Huang Yiping: How to Enhance China's International Financial Influence
Oct 15-2024
At the end of October 2023, the Central Financial Work Conference (CFWC) proposed for the first time to "accelerate the construction of a financial powerhouse", which should have three main characteristics: high efficiency, soundness and international influence. The Central Financial Work Conference laid out the direction of enhancing the international influence of the financial sector, namely to promote systemic openness, emphasise economic and financial security, and attract foreign financial institutions and long-term capital to China. Enhancing China's international financial influence can be based on the following three aspects:
First, connecting with international financial markets. At present, China's international financial influence faces constraints. On the one hand, China's financial development path has Chinese characteristics, and there are challenges in connecting with the international market. China's financial system has developed from a single financial institution in 1978 to the present, with relatively high government involvement and a high proportion of state-owned financial institutions. For this system to be internationally compatible, it needs to be seamlessly integrated with domestic and international financial systems, allowing the free flow of domestic and international institutions, products and investors, and for international market participants to understand and have confidence in the domestic system. On the other hand, China is unlikely to fully liberalise its capital account in the short term. Although the capital account has not been liberalised to affect international financial influence, it can still be promoted from various aspects. Such as not affecting the two-way opening of the financial services industry, partially or even fully liberalising some capital transactions, playing the role of the RMB offshore market and central bank currency swap arrangements to promote the internationalisation of the RMB.
Second, Hong Kong should leverage its status as a financial centre in China. Building an international financial centre is a challenging endeavour. The most successful international financial centres in the world are London, New York, Hong Kong and Singapore. The main differences between the financial systems of the United Kingdom, the United States, Germany and Japan can be attributed to the market system. With the support of the Chinese mainland, Hong Kong, China should play the role of an international financial centre and become the largest offshore RMB market and the largest RMB asset trading market outside the mainland, thus promoting the internationalisation of the RMB.

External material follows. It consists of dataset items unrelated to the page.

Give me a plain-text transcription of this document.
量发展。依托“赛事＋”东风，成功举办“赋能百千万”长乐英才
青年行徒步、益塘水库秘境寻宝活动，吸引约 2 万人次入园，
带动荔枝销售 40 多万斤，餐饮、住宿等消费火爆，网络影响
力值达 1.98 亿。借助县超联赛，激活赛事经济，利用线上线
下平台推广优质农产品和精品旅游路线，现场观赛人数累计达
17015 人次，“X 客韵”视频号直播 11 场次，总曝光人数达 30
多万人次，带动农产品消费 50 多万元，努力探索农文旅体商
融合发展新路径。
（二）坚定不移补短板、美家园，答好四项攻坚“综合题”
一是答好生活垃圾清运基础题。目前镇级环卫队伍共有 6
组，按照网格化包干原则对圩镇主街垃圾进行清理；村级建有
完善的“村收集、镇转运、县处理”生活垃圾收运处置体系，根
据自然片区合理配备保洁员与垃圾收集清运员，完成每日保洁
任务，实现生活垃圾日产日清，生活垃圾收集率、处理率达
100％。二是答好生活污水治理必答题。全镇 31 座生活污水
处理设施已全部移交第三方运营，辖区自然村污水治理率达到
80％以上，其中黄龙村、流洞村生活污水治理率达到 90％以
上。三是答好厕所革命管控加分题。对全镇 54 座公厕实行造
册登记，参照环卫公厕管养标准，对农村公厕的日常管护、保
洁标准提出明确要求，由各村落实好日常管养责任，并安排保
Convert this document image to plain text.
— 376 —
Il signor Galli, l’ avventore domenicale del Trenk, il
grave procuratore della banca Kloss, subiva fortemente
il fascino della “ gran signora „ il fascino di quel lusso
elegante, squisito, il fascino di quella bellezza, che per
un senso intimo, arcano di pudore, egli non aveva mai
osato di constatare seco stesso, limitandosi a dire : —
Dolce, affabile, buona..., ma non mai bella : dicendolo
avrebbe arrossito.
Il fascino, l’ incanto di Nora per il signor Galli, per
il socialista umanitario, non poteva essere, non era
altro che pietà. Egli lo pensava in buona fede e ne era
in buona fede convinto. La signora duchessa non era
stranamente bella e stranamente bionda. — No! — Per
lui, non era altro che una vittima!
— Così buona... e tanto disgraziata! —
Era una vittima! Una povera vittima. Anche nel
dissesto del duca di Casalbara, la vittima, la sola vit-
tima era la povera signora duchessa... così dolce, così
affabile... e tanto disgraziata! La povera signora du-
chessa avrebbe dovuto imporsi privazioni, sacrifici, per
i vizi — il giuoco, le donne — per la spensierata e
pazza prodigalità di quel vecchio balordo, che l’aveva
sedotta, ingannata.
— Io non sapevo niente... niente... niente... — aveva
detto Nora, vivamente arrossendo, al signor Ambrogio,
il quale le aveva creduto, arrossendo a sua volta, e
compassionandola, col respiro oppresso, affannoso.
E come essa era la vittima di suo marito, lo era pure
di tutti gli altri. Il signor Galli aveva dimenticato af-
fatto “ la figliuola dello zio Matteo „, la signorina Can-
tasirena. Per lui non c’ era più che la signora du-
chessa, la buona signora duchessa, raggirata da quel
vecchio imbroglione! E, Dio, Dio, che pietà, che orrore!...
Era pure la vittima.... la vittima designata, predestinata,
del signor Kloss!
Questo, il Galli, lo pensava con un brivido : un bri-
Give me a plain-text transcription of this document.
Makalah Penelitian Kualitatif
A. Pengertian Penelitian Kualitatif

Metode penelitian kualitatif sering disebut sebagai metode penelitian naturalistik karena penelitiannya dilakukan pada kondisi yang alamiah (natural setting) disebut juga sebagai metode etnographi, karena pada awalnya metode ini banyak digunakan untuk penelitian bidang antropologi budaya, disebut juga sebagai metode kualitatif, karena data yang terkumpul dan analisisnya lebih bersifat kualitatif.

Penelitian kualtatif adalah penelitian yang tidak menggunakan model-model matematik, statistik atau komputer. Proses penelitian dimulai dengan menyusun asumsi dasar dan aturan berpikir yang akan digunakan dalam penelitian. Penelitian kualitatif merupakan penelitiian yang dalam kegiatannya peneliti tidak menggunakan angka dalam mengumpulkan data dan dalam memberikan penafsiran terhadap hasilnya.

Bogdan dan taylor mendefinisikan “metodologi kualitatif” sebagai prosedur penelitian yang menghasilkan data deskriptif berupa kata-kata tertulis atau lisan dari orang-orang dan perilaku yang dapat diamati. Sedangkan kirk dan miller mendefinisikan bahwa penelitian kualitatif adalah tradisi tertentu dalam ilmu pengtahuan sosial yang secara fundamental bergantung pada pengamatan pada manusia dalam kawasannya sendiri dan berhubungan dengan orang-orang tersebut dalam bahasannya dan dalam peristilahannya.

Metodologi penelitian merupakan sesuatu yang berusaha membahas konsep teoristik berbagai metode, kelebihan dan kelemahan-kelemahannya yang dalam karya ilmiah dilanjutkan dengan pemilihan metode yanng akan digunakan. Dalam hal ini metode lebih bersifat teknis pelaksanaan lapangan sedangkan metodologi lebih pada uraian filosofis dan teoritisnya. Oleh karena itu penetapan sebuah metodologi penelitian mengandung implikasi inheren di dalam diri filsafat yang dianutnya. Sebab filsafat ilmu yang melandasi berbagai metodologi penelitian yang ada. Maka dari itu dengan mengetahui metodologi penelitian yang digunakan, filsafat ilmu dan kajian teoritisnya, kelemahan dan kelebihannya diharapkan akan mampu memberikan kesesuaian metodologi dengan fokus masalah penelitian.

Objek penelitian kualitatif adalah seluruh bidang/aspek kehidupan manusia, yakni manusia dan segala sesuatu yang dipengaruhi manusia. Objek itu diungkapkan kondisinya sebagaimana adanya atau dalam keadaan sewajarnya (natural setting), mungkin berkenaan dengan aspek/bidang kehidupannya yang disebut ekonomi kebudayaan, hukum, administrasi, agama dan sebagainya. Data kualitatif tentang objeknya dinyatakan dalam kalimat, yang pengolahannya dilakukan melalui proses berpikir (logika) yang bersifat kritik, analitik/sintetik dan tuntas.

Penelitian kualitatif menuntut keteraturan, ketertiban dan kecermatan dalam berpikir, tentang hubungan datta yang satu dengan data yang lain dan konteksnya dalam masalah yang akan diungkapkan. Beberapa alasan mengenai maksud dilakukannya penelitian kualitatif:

Finally, establish a "Green Development Programme for the Global South". The programme was designed to match the supply capacity of China's new energy products with the demand gap in overseas markets. Meanwhile, Europe and the United States have imposed export restrictions on Chinese new energy products. Conversely, developing countries have demand for these products but lack the necessary technology, products and capital. China could draw on the Marshall Plan to set up a "Green Development Plan for the Global South" to help developing countries with their green transformation. The programme has multiple benefits. It can address the trade surplus issue, demonstrate China's leadership in global green development, encourage China's new energy products and companies to expand internationally, and enhance China's international financial influence.